« Ana Sayfa »      « İlkelerimiz »

BAŞBUĞ TÜRKEŞ

ELMALILI HAMDİ YAZIR MEÂLİ

İrfan YÜCEL

Alparslan TÜRKEŞ

Alparslan TÜRKEŞ

Seyid Ahmed ARVASÎ

Ayhan TUĞCUGİL

M. Metin KAPLAN

Namık Kemal ZEYBEK

Prof. Dr. İBRAHİM TELLİOĞLU

Nurullah KAPLAN

06 Eyl

2007

ABDULLAH GÜL YA DA YENİ BİR DÖNEM

06 Eylül 2007

Yaklaşık bir buçuk yıl öncesinden başlayan cumhurbaşkanlığı seçimlerine yönelik beklentiler Abdullah Gül'ün seçilmesiyle nihayet buldu. Abdullah Gül'ün Çankaya'ya çıkışı 2002'de başlayan AKP iktidarını perçinlemekle kalmayacak Türkiye'nin geleceğini şekillendirecek bir dönüşümün tamamlanmasına yardımcı olacaktır.

Seçimlerden güçlenerek çıkan AKP önceki dönemde iktidarını sınırlayan en önemli muhalefet unsuru olarak karşı karşıya kaldığı cumhurbaşkanlığı makamını da yedeğine almakla cumhuriyet döneminin en güçlü iktidarına kavuşmuş oldu.
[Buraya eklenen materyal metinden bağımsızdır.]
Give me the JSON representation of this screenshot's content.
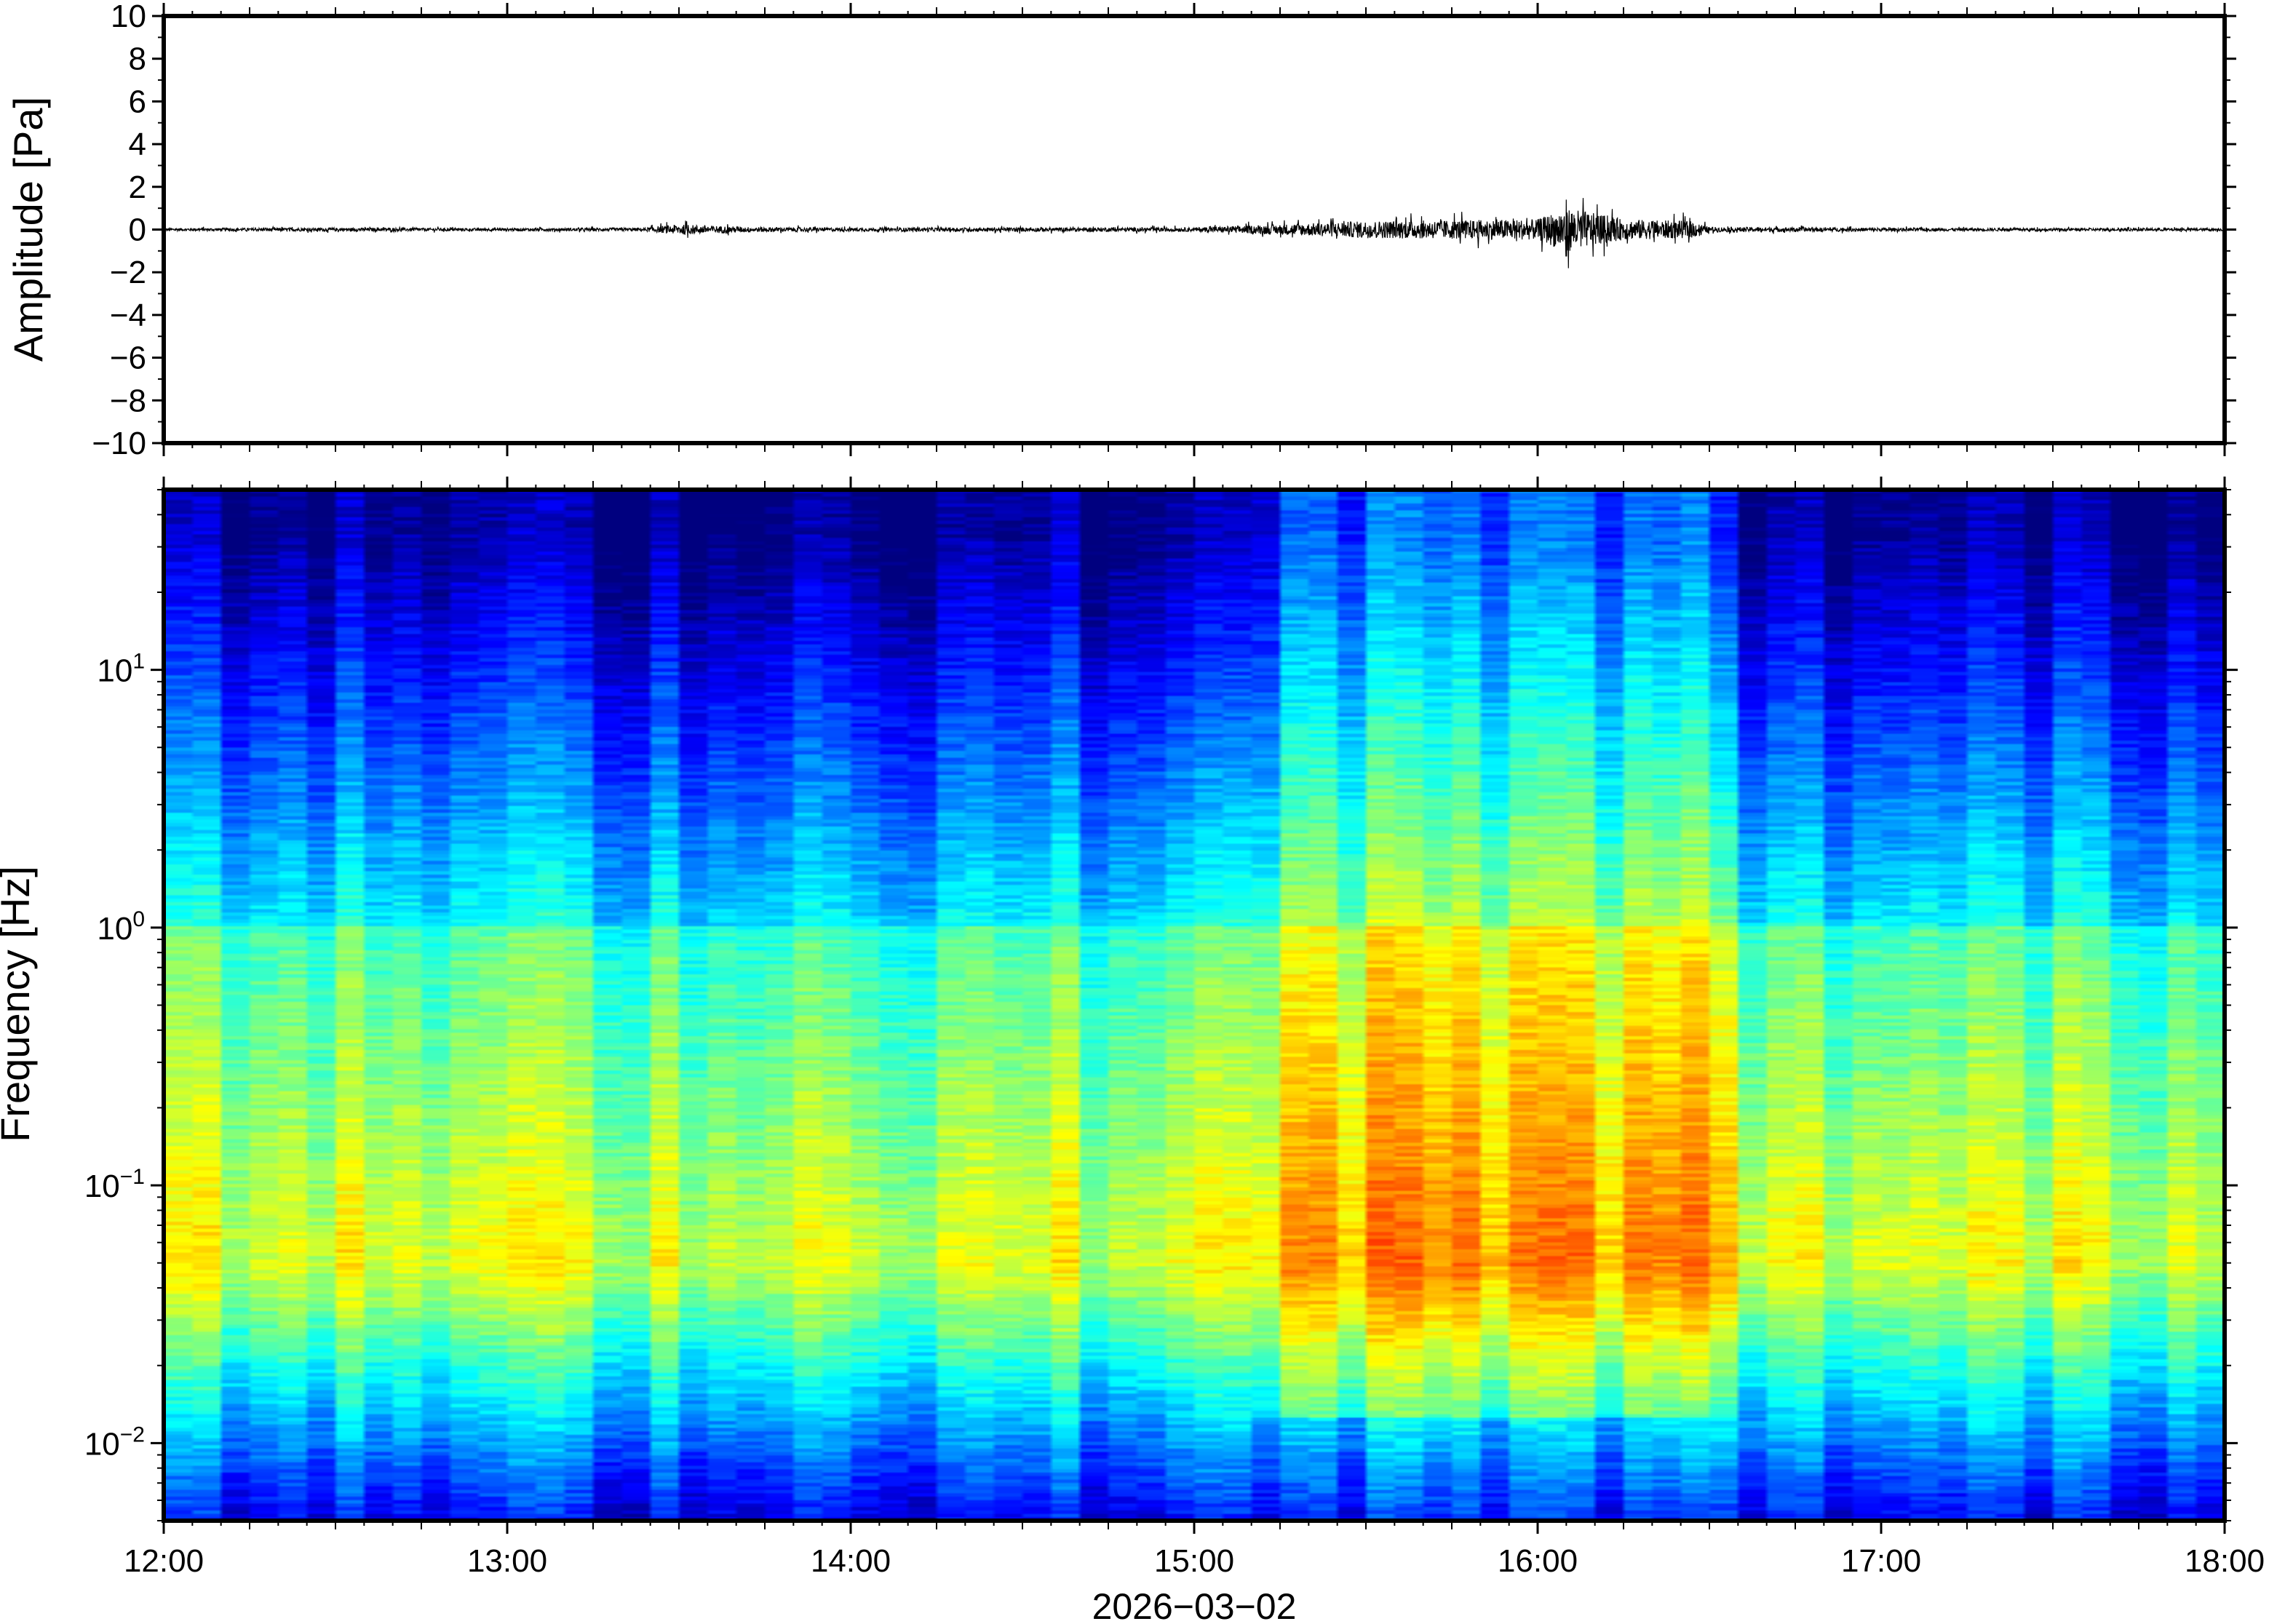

İlk Cumhurbaşkanı olarak seçilen Atatürk riyaset döneminde kurdurduğu hükümetler ve atadığı başvekillerle sadece politika değişikliklerini değil, aynı zamanda muhaliflerini de birbirleri ile dengelemiş oluyordu.

İsmet İnönü İzmir suikastı sonrasında takibata uğrayan paşalara verdiği desteğin vefakârane karşılığı olarak, Atatürk'ün ölümü sonrasında hem siyasetten hem de hayattan tasfiye edilmekten kurtulabilmiş ve o destekle cumhurbaşkanlığına seçilmiştir.

Celal Bayar 1950 yılında, seçimleri müteakiben cumhurbaşkanı olmuş, ancak hem Menderes'i hem DP'yi kendi istekleri doğrultusunda hareket etmeleri yönünde zorlamıştır. 1960 Darbesine yol aşan süreçte "tahkikat komisyonları"nın önemli bir gerginliğe sebep olacağını bilmesine rağmen Menderes, Bayar'ın isteklerine karşı gelemediği için komisyonların işleyişine ses çıkarmamıştır. Kendisini idama götüren yolda Bayar'ın isteklerine hayır diyememesinin önemli bir rolü olmuştur.

Cemal Gürsel, Cevdet Sunay, Fahri Korutürk ve Kenan Evren darbelerin siyasal etkileri sonucu Çankaya'ya çıkmışlardır. Evren hariç diğer üç cumhurbaşkanı etkisiz, hatta sembolik temsilciler diyebileceğimiz kişilerdir. Kenan Evren ise 1982 Anayasasının yetkilerle donattığı cumhurbaşkanlığı makamında zaman zaman Turgut Özal'a muhalefet etse de genel ülke siyasetine lâiklik adına yaptığı atamalardan öte bir etkisi söz konusu değildir.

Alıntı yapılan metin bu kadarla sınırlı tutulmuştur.